Afterward the Lord asked Cain, “Where is your brother? Where is Abel?” “I don’t know!” Cain retorted. “Am I supposed to keep track of him wherever he goes?”
--Genesis 4:9
When we left off on Saturday, all was well in the garden. Man had been created for relationships with God and other people, and had been placed in the perfect environment to nurture those relationships. However as with most good things, man managed to find a way to mess it up. The story is fairly simple—man was given one rule, and of course, he broke it, leading to his getting kicked out of the garden, suffering and toil, and so on. But what we need to see here is in verse 7, just after they eat the fruit.
“Then the eyes of both of them were opened, and they knew that they were naked; and they sewed fig leaves together and made themselves loin coverings. They heard the sound of the Lord God walking in the garden in the cool of the day, and the man and his wife hid themselves from the presence of the Lord God among the trees of the garden.”
They eat the fruit, and instantly everything changes—they have broken the communion that they shared with God. What is more, they realize that they are naked and are suddenly ashamed and cover themselves. By breaking the one rule that God gave them—asserting their own will and desires above the instruction of God who made them and cared for them—they have broken that community that they shared with Him. In so doing, they have also broken the community that they shared with one another—they are now covering up—hiding from one another as well as God.

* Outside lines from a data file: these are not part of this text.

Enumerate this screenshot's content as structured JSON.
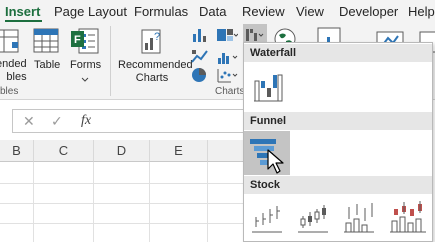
{
  "tabs": [
    "Insert",
    "Page Layout",
    "Formulas",
    "Data",
    "Review",
    "View",
    "Developer",
    "Help"
  ],
  "ribbon": {
    "recommended_pivot_partial": "ended\nbles",
    "table_label": "Table",
    "forms_label": "Forms",
    "recommended_charts_label": "Recommended\nCharts",
    "charts_group_label": "Charts",
    "tables_group_partial": "bles"
  },
  "formula_bar": {
    "cancel_symbol": "✕",
    "enter_symbol": "✓",
    "fx_symbol": "fx",
    "value": ""
  },
  "columns": [
    "B",
    "C",
    "D",
    "E"
  ],
  "dropdown": {
    "sections": [
      {
        "title": "Waterfall",
        "items": [
          "waterfall-chart"
        ]
      },
      {
        "title": "Funnel",
        "items": [
          "funnel-chart"
        ]
      },
      {
        "title": "Stock",
        "items": [
          "high-low-close",
          "open-high-low-close",
          "volume-high-low-close",
          "volume-open-high-low-close"
        ]
      }
    ]
  },
  "colors": {
    "accent_green": "#1d6f3f",
    "chart_blue": "#2e75b6",
    "ribbon_bg": "#f3f3f3"
  }
}
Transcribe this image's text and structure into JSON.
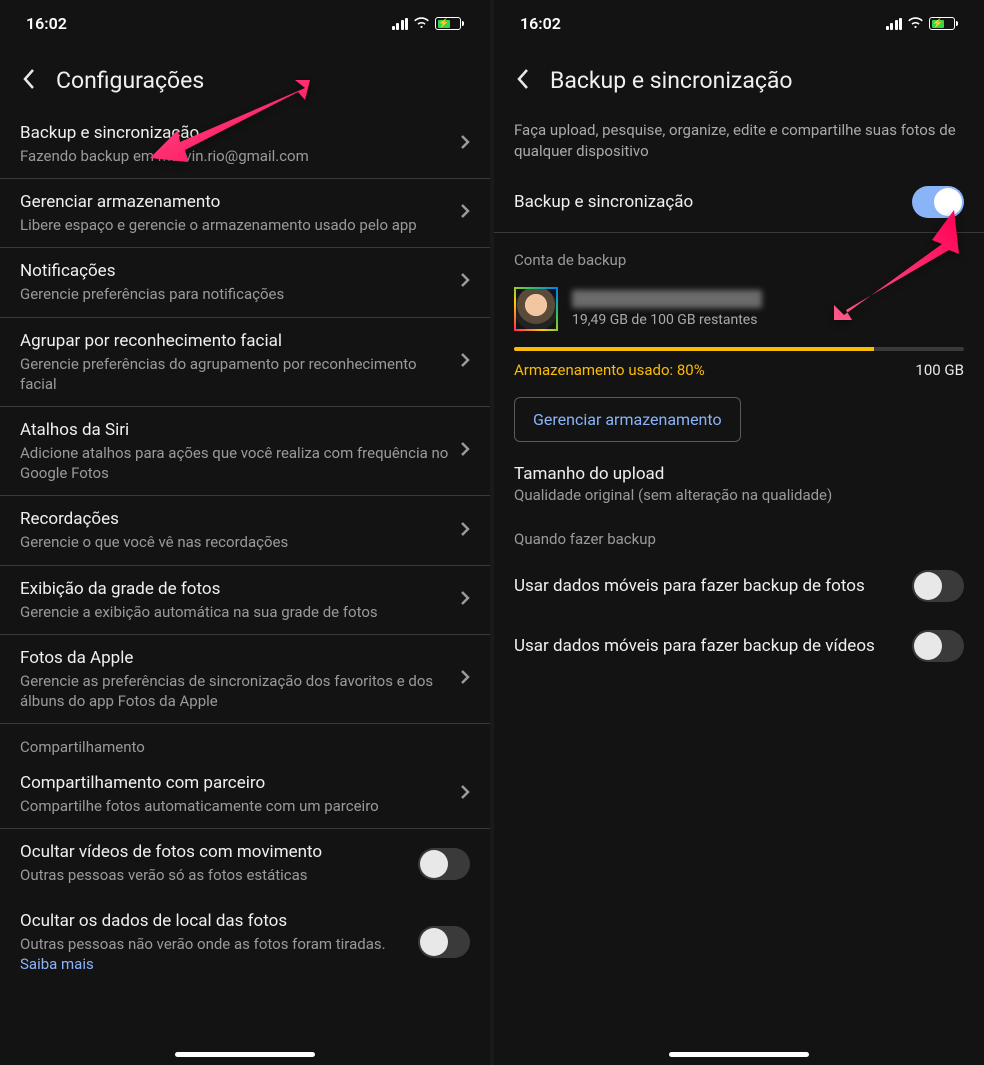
{
  "status": {
    "time": "16:02"
  },
  "left": {
    "header_title": "Configurações",
    "items": [
      {
        "title": "Backup e sincronização",
        "sub": "Fazendo backup em marvin.rio@gmail.com"
      },
      {
        "title": "Gerenciar armazenamento",
        "sub": "Libere espaço e gerencie o armazenamento usado pelo app"
      },
      {
        "title": "Notificações",
        "sub": "Gerencie preferências para notificações"
      },
      {
        "title": "Agrupar por reconhecimento facial",
        "sub": "Gerencie preferências do agrupamento por reconhecimento facial"
      },
      {
        "title": "Atalhos da Siri",
        "sub": "Adicione atalhos para ações que você realiza com frequência no Google Fotos"
      },
      {
        "title": "Recordações",
        "sub": "Gerencie o que você vê nas recordações"
      },
      {
        "title": "Exibição da grade de fotos",
        "sub": "Gerencie a exibição automática na sua grade de fotos"
      },
      {
        "title": "Fotos da Apple",
        "sub": "Gerencie as preferências de sincronização dos favoritos e dos álbuns do app Fotos da Apple"
      }
    ],
    "section_share": "Compartilhamento",
    "share_item": {
      "title": "Compartilhamento com parceiro",
      "sub": "Compartilhe fotos automaticamente com um parceiro"
    },
    "hide_video": {
      "title": "Ocultar vídeos de fotos com movimento",
      "sub": "Outras pessoas verão só as fotos estáticas"
    },
    "hide_location": {
      "title": "Ocultar os dados de local das fotos",
      "sub_prefix": "Outras pessoas não verão onde as fotos foram tiradas. ",
      "link": "Saiba mais"
    }
  },
  "right": {
    "header_title": "Backup e sincronização",
    "desc": "Faça upload, pesquise, organize, edite e compartilhe suas fotos de qualquer dispositivo",
    "toggle_label": "Backup e sincronização",
    "account_section": "Conta de backup",
    "account_storage_sub": "19,49 GB de 100 GB restantes",
    "storage_used_label": "Armazenamento usado: 80%",
    "storage_total": "100 GB",
    "storage_percent": 80,
    "manage_btn": "Gerenciar armazenamento",
    "upload": {
      "title": "Tamanho do upload",
      "sub": "Qualidade original (sem alteração na qualidade)"
    },
    "when_section": "Quando fazer backup",
    "opt_photos": "Usar dados móveis para fazer backup de fotos",
    "opt_videos": "Usar dados móveis para fazer backup de vídeos"
  },
  "colors": {
    "accent_blue": "#8ab4f8",
    "accent_yellow": "#fbbc04",
    "pink": "#ff2d75"
  }
}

This is a fundamental law of life—as you sever your relationship with God, it severs your relationship with people. And the converse is true as well—as you connect to God, you will naturally begin to connect with people. Your connection to God is demonstrated in your care for people. The Scriptures amply bear out this idea, and it only takes one more chapter to make it plain—Genesis 4. Here we have the story of Cain and Abel, the sons of Adam and Eve—one is a rancher and one is a farmer. Abel brings an offering to God, and God is pleased with it. However, Cain brings his offering, and God does not accept it. Look at why, though—God says to Cain, “If you do the right thing, will you not be accepted? Sin is waiting for you Cain, it desires to master you, but you must master it.” Basically God is telling him that the very thing in his soul that drives a wedge between him and God is going to cause him to do things he will regret. And sure enough, in the next verse, Cain goes out to the field with Abel and kills him.

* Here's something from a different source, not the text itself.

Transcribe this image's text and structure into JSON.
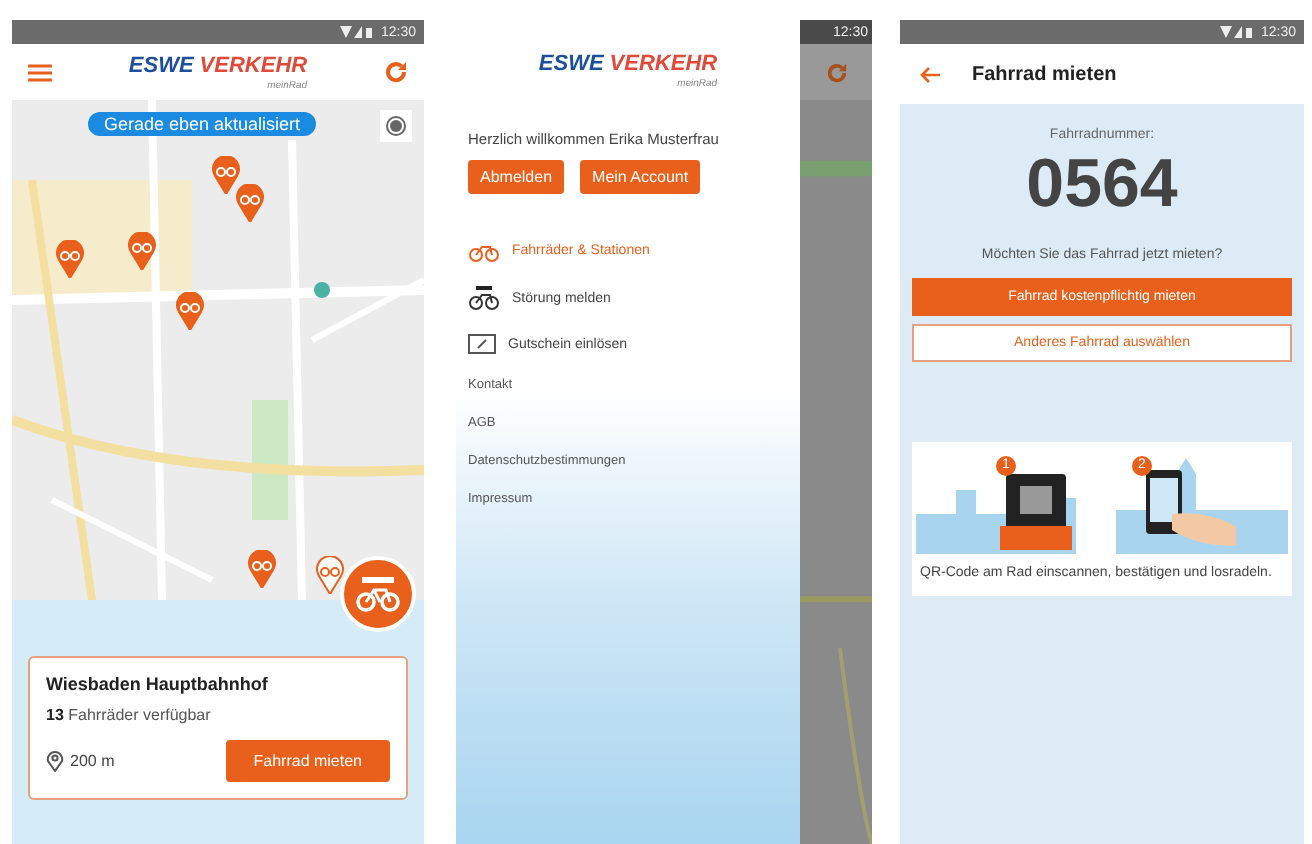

Do you catch the significance of this? Cain had no quarrel with Abel. God didn’t reject Cain because of Abel or anything like that—Cain was mad at God, and took it out on the one that God loved. As Cain separated from his relationship with God, he separated from his relationships with others. We live in a society that is at open war against God—and that separation from the relationship that we were designed to enjoy with Him has caused us to become fragmented in our relationships with one another as well.
Anyone experience this kind of connection?